Ecommerce teams everywhere have been infected by the Data Rich, Insight Poor virus. With a vast range of analytics tools now available, digital teams have access to more data than they’ve ever been able to access before. But despite this wealth of information, businesses often fall short in being able to identify the relevant actionable data to most effectively optimise their user experience.
There’s no doubt that a data-driven approach is the future of marketing. The mass of customer data available to modern optimisation teams fuels the potential for a highly tailored - and highly effective - customer experience. But too often businesses rely on the assumption that more data equals more insight; simply collecting and processing data doesn’t generate the information necessary to deliver real results.
Extracting actionable insights that can inform optimisation efforts at scale is the first hurdle for UX and optimisation teams.

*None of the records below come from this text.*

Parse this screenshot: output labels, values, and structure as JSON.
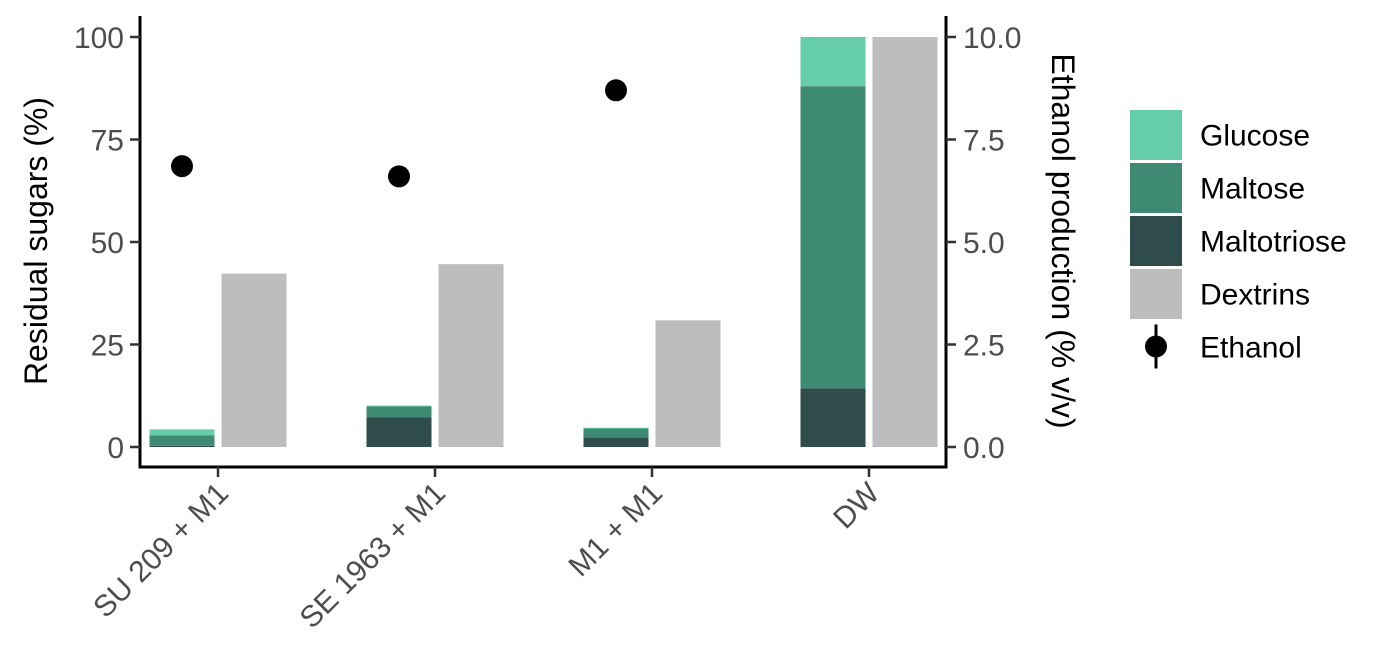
{
  "chart_data": {
    "type": "bar",
    "categories": [
      "SU 209 + M1",
      "SE 1963 + M1",
      "M1 + M1",
      "DW"
    ],
    "y_left": {
      "label": "Residual sugars (%)",
      "ylim": [
        0,
        100
      ],
      "ticks": [
        "0",
        "25",
        "50",
        "75",
        "100"
      ]
    },
    "y_right": {
      "label": "Ethanol production (% v/v)",
      "ylim": [
        0,
        10
      ],
      "ticks": [
        "0.0",
        "2.5",
        "5.0",
        "7.5",
        "10.0"
      ]
    },
    "stacked_series": [
      {
        "name": "Maltotriose",
        "color": "#2f4b4b",
        "values": [
          0.3,
          7.2,
          2.3,
          14.3
        ]
      },
      {
        "name": "Maltose",
        "color": "#3e8a73",
        "values": [
          2.5,
          2.7,
          2.2,
          73.7
        ]
      },
      {
        "name": "Glucose",
        "color": "#66cdaa",
        "values": [
          1.5,
          0.2,
          0.2,
          12.0
        ]
      }
    ],
    "bar_series": {
      "name": "Dextrins",
      "color": "#bdbdbd",
      "values": [
        42.3,
        44.6,
        30.9,
        100
      ]
    },
    "point_series": {
      "name": "Ethanol",
      "color": "#000000",
      "values": [
        6.85,
        6.6,
        8.7,
        null
      ]
    },
    "legend_position": "right",
    "grid": false
  }
}
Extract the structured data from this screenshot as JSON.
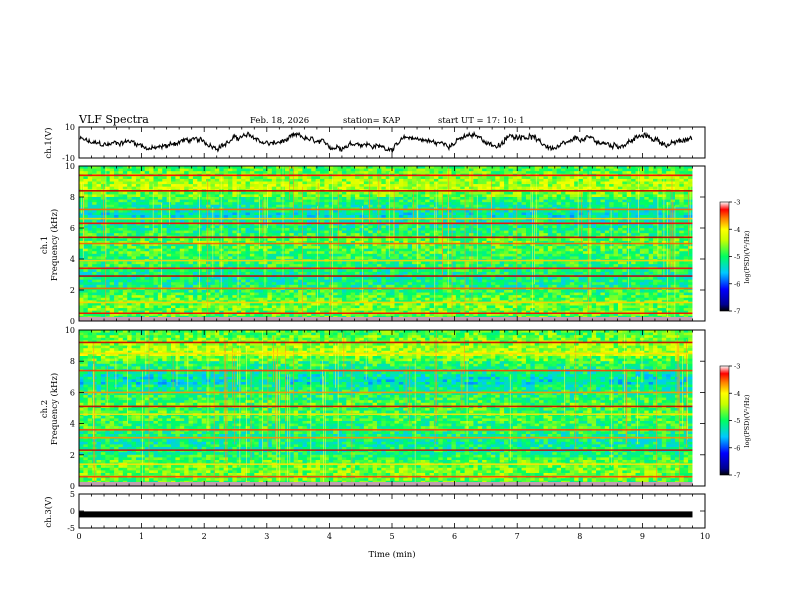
{
  "chart_data": {
    "type": "heatmap",
    "title": "VLF Spectra",
    "date": "Feb. 18, 2026",
    "station": "station= KAP",
    "start_ut": "start  UT =   17: 10: 1",
    "time_axis": {
      "label": "Time  (min)",
      "range": [
        0,
        10
      ],
      "ticks": [
        "0",
        "1",
        "2",
        "3",
        "4",
        "5",
        "6",
        "7",
        "8",
        "9",
        "10"
      ]
    },
    "panels": [
      {
        "name": "ch1-waveform",
        "type": "line",
        "ylabel": "ch.1(V)",
        "ylim": [
          -10,
          10
        ],
        "ytick_labels": [
          "10",
          "-10"
        ],
        "description_series": "ch1 voltage trace"
      },
      {
        "name": "ch1-spectrogram",
        "type": "heatmap",
        "ylabel": "ch.1  Frequency  (kHz)",
        "ylabel_top": "ch.1",
        "ylabel_bottom": "Frequency  (kHz)",
        "ylim": [
          0,
          10
        ],
        "ytick_labels": [
          "0",
          "2",
          "4",
          "6",
          "8",
          "10"
        ],
        "bands_khz": [
          0.5,
          1.2,
          2.1,
          2.9,
          3.4,
          3.9,
          5.0,
          5.4,
          6.3,
          6.6,
          7.2,
          8.4,
          9.4
        ],
        "colorbar": {
          "label": "log(PSD)(V²/Hz)",
          "range": [
            -7,
            -3
          ],
          "ticks": [
            "-3",
            "-4",
            "-5",
            "-6",
            "-7"
          ]
        }
      },
      {
        "name": "ch2-spectrogram",
        "type": "heatmap",
        "ylabel": "ch.2  Frequency  (kHz)",
        "ylabel_top": "ch.2",
        "ylabel_bottom": "Frequency  (kHz)",
        "ylim": [
          0,
          10
        ],
        "ytick_labels": [
          "0",
          "2",
          "4",
          "6",
          "8",
          "10"
        ],
        "bands_khz": [
          0.6,
          1.4,
          2.3,
          3.1,
          3.6,
          4.6,
          5.1,
          6.0,
          7.4,
          8.5,
          9.2
        ],
        "colorbar": {
          "label": "log(PSD)(V²/Hz)",
          "range": [
            -7,
            -3
          ],
          "ticks": [
            "-3",
            "-4",
            "-5",
            "-6",
            "-7"
          ]
        }
      },
      {
        "name": "ch3-waveform",
        "type": "line",
        "ylabel": "ch.3(V)",
        "ylim": [
          -5,
          5
        ],
        "ytick_labels": [
          "5",
          "0",
          "-5"
        ],
        "constant_value": -1
      }
    ]
  }
}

Traditional analytics tools (such as Google Analytics) only provide limited insight into visitor behaviour online, and often it’s easy to be drawn to surface-level metrics, like click and bounce rate, that don’t answer the ‘why’ behind the ‘what’. This can lead to optimisation teams to run tests based on best practice or ‘gut instinct’ - neither of which are much better than guesswork compared to data-driven insight.

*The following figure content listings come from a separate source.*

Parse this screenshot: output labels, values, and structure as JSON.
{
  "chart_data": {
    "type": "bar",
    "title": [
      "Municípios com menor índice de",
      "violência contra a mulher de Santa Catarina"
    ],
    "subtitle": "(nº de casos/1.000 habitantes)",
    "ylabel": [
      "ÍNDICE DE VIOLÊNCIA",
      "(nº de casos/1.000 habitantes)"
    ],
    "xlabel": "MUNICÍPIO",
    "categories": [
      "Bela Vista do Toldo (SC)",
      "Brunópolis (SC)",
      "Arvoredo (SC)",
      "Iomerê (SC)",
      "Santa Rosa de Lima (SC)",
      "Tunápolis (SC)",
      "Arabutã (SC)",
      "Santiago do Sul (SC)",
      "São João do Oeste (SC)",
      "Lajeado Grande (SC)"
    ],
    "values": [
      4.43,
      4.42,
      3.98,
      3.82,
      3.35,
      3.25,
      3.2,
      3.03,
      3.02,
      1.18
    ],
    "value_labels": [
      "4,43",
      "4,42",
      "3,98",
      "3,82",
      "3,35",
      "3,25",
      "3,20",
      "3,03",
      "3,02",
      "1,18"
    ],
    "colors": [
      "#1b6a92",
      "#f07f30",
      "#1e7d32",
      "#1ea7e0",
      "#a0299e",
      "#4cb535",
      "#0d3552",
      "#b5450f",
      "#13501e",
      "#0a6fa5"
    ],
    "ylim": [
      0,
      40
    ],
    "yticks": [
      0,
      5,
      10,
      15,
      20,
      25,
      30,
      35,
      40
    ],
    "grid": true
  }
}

Some businesses have turned to other tools, such as session replays or heatmaps, to attempt to drill down into visitor behaviour and understand why they behave as they do online. But while these are good for edge cases, they don’t give a full picture of visitor behaviour, and come with their own problem: lack of speed.

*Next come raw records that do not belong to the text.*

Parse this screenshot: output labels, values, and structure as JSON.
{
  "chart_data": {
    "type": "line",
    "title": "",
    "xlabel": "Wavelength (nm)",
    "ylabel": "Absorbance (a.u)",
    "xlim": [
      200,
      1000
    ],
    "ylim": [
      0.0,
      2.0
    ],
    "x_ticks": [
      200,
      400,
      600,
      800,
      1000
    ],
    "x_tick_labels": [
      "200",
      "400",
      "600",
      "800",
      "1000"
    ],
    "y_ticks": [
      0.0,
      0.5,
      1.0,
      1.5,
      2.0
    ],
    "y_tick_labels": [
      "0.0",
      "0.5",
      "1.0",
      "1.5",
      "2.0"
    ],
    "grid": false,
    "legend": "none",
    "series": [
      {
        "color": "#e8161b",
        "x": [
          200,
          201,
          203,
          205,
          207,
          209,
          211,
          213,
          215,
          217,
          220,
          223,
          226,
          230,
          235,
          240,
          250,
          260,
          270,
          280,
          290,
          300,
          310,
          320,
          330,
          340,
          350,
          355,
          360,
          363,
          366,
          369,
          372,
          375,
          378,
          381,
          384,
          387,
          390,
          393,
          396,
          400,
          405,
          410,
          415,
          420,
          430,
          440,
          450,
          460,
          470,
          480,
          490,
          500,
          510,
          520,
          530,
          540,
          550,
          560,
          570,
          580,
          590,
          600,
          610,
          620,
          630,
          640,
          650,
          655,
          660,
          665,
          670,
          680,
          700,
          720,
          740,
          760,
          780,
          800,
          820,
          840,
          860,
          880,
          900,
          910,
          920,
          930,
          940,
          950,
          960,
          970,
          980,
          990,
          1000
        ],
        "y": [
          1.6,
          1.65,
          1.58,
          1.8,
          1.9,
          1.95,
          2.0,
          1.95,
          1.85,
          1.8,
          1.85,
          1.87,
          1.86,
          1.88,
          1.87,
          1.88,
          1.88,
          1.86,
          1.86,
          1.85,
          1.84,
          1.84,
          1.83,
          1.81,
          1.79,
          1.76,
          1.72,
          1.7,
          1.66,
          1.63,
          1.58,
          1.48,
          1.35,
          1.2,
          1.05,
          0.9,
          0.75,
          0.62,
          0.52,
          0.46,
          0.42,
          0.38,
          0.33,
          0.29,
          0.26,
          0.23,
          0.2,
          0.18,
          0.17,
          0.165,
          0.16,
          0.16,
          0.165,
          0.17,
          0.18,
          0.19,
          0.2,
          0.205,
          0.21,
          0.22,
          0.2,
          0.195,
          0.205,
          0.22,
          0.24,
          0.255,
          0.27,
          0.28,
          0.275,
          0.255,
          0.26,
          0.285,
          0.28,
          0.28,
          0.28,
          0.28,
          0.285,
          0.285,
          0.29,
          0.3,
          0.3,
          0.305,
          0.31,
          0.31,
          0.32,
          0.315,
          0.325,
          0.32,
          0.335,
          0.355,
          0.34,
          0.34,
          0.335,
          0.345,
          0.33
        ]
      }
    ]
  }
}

Luckily, the DRIP virus has a cure: Using behavioural analytics to understand not just the ‘what’ of user behaviour, but the ‘why’. For example, using click recurrence (how many times on averages visitors click a particular field or content ‘element’) to identify user frustration at checkout, or using revenue metrics (identifying the revenue generated by a specific ‘block’ of content) to discover how much revenue your homepage banner generated this week compared to last.
Of course, data analysts and IT professionals may have the skills and tools to interpret large volumes of data in this way, but this presents its own challenge. Relying on only a few individuals to collect, process, interpret and share this information creates an organisational bottleneck and limits number of people who can access information needed to effectively optimise. Democratising this data - ensuring individuals can access relevant data, specific to their role, is critical to accelerating teams’ speed to insight.
While session replay tools can be used by several teams, they rarely provide aggregated data that is both easy to understand and representative of the visitor population. In other words, data that helps ensure any tests are data-driven and based on actual behaviour.
For example, Clarks, had replatformed and noticed a huge proportion of consumers going through multiple product pages, one after the other. ContentSquare’s insight paths provided a quick visual overview of the web and mobile journeys of specific segments across the site, allowing Clarks to identify an opportunity for optimisation. In-page zone analysis revealed that the colour swatches were driving this behaviour; customers were choosing the same product in other colours, and then continuing to navigate the site, but they didn’t always find a product that they wanted to add to bag.
Craig Harris, Data & Analytics Manager at Clarks found an answer: “We wanted to find a way to let customers see other colours without navigating away from the page. This gave us a view for a test that surfaces images of the alternative colours when people hover over the swatches so they can see what they look like without moving away from the page. We’re exploring the implementation of this option across all of our sites and it’s worth anywhere between £1.4 and £2.2 million ARR to us.”
Such small - but critical - optimisation opportunities like this are near-impossible to identify using traditional analytics tools or session replays. But with UX analytics, combined with recent advancements in Artificial Intelligence, these kinds of insights become accessible at speed and at scale.